Yet another "this looks like it's it" night.
Yet another sleepless night.
Yet another rebound. This morning around 1:30am it seemed we were minutes away. Fever, mottling, the shallowest breaths imaginable, unreadable blood pressure...
Everything rebounded again. Her breathing is more labored but much much more frequent than at 1:30. I "slept" in a regular chair next to her until 6, so about 45 minutes total. Her breathing almost seems like it's on a ventilator. Oh, how I wish this were so, because this would all be over in a second.
I don't have anything left in my tank at all after this most recent "near-end". I'm out of crying, I'm out of the energy to cry, I'm out of energy in general, I'm out of hope, I'm out of faith, I'm out of everything. I am an emotional wasteland.
"The end is coming, you know it is" is what I'm constantly told. Bullshit. There's no reason for me to think that will ever happen.
I am seriously contemplating going home and not coming back until it's over. It's going to be a tough choice, as the decision I make will be with me forrever.

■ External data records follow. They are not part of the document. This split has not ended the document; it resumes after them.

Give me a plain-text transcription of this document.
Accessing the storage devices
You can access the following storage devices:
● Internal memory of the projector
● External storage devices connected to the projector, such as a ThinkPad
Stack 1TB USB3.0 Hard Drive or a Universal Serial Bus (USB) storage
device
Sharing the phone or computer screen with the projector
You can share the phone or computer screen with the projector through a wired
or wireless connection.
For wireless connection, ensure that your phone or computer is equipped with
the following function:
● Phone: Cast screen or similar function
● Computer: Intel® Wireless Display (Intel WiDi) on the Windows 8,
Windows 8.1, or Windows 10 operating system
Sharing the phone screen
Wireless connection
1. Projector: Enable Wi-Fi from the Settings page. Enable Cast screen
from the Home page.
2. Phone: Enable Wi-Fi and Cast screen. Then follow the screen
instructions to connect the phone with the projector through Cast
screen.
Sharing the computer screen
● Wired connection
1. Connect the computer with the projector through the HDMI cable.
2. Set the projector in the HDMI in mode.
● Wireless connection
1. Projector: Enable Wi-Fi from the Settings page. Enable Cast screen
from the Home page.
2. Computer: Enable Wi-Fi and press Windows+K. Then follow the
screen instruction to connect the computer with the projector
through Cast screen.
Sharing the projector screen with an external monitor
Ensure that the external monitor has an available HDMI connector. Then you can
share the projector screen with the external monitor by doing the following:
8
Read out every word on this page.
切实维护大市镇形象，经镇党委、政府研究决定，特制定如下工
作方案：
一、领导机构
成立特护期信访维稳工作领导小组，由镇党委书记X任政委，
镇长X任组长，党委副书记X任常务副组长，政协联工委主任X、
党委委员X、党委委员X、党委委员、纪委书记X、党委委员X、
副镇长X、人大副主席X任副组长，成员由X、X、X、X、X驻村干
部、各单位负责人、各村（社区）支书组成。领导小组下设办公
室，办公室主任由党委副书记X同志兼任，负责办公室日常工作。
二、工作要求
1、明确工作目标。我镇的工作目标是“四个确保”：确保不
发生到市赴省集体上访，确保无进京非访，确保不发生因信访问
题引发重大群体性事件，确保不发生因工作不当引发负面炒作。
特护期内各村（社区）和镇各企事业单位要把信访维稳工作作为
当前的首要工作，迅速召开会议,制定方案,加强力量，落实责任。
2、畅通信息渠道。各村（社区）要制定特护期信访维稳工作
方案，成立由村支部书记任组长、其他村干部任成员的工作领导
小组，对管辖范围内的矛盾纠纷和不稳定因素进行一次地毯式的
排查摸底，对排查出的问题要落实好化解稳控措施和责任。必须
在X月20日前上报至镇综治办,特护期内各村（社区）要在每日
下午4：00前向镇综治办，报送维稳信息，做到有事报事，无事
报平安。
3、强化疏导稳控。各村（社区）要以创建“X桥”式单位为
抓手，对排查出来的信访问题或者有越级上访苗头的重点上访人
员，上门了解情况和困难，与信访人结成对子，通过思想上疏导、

Which is more important, being here until the end for her, or my sanity and health for the rest of my life? If I go home, am I giving up on her? Running away at the last minute? Abandoning her? If I stay, do I risk never being able to climb out of this valley of despair? Do I risk my health further? I've been eating regularly (read:more than granola bars) the entire eight days we have been here. Full meals. Snacks in between. Yet when I went home yesterday I discovered I had lost another four pounds. My eyes seem to be sinking into my skull. I feel nauseous at least half the day, every day.
These are the thoughts going through my head this morning. Thoughts fueled by lack of sleep and lack of hope. Total fucking helplessness.
I guess I'll stay here a while and try and sleep on it, and make a decision later, despite the fact that I want to go right now more than anything and am literally fighting the urge to run away as I type this.